Shape Memory and Superelasticity: From Scientific Curiosity to Life Saving Technology
Dieter Stoeckel, Nitinol Devices and Components, Inc.
Friday, April 22, 2011
This seminar is part of the Jones Seminars on Science, Technology, and Society series
Shape Memory and Superelasticity are effects associated with the thermo-elastic martensitic transformation in equi-atomic or near equi-atomic Titanium-Nickel intermetallic compounds, commonly called Nitinol. While the term shape memory is used to describe the phenomenon of restoring a predetermined shape through heating, after having "plastically" deformed that shape, the term superelasticity refers to the enormous elasticity of the material. During the past 20 years Nitinol has evolved from a scientific curiosity into the material of choice for medical devices and implants. Its unusual properties allow the miniaturization and functionality of instruments for minimally invasive therapies, and its pronounced stress hysteresis makes implants biomechanically compatible with the body's structures. Nitinol also exhibits excellent corrosion resistance, biocompatibility and MR compatibility. It has found particularly wide spread use in the treatment of cardiovascular disease, where it is used for self-expanding stents, filters, occlusion devices, heart valve frames, and various other devices.
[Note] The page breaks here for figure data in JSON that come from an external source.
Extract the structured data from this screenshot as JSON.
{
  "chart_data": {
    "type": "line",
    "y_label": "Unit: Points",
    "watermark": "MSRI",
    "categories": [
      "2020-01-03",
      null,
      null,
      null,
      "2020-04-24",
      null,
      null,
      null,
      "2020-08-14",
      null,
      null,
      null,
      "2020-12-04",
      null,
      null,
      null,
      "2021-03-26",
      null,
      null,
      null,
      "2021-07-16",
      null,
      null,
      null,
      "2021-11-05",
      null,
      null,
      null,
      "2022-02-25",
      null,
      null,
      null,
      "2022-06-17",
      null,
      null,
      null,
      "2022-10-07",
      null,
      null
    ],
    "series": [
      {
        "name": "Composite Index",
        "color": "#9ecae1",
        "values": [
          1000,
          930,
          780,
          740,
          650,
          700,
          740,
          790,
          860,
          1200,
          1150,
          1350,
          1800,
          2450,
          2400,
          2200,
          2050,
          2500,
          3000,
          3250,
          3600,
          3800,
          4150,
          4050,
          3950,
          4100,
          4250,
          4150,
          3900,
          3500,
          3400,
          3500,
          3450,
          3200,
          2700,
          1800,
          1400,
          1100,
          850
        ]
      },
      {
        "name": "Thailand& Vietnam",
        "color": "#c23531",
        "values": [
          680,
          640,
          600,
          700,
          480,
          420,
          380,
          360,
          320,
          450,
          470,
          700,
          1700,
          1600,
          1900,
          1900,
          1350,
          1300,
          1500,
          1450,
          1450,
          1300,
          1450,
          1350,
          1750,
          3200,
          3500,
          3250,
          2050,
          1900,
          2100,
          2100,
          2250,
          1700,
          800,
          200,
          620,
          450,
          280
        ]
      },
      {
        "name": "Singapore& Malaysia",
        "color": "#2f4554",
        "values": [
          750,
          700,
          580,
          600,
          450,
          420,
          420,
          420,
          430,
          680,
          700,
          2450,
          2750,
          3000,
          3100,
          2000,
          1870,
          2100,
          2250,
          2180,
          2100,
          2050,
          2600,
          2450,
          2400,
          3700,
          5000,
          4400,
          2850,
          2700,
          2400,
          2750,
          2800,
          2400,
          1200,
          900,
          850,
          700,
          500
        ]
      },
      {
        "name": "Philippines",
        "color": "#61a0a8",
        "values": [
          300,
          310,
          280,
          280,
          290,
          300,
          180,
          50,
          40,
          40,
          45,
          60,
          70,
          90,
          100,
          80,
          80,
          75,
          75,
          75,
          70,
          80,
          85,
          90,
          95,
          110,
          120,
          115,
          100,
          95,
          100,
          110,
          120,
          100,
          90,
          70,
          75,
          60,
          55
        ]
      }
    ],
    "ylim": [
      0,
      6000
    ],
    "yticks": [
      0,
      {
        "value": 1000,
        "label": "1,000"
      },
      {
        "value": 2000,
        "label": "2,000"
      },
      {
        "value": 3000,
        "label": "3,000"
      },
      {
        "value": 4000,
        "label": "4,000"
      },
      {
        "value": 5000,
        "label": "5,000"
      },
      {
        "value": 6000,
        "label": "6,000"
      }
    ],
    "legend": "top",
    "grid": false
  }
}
The presentation will focus on the engineering aspects of shape memory and superelasticity, as well as the material specific properties of Nitinol medical devices, like biased and temperature dependent stiffness, kink resistance, durability and fatigue.
About the Speaker
Dr. Dieter Stoeckel has been involved in the development and commercialization of advanced materials for over 40 years. He became interested in the shape memory effect during the late 1970s while researching alternatives for thermostatic bimetals. Ever since, he directed material research, process development and product innovation with shape memory and superelastic alloys, specifically Nitinol. He is currently Senior Advisor and a Member of the Board of Directors of NDC (Nitinol Devices & Components, Inc.), Fremont, CA, whose medical materials and components business he started in 1993, and where he served as president from 1995 until 1997, when the company was acquired by Johnson & Johnson. While at Johnson & Johnson, he was instrumental in the development and production of the market leading self-expanding Nitinol stents and filters for the Cordis franchise. In 2008 he co-lead the management buy-out for J&J's Nitinol business, which is now privately owned again. Dr. Stoeckel is also co-founder of Euroflex GmbH (1993, a Nitinol semi-finished materials manufacturer) and Admedes GmbH (1996, a producer of Nitinol medical components) in Germany. Prior to NDC, he worked at Raychem Corp. in Menlo Park, CA, an early pioneer in Nitinol technology, and at G. RAU in Pforzheim, Germany, a diversified metals producer. Dr. Stoeckel received an M.S. and Ph.D. in Physical Metallurgy from the University in Stuttgart (Max Planck Institute for Metals Research), Germany, in 1969 and 1972, respectively.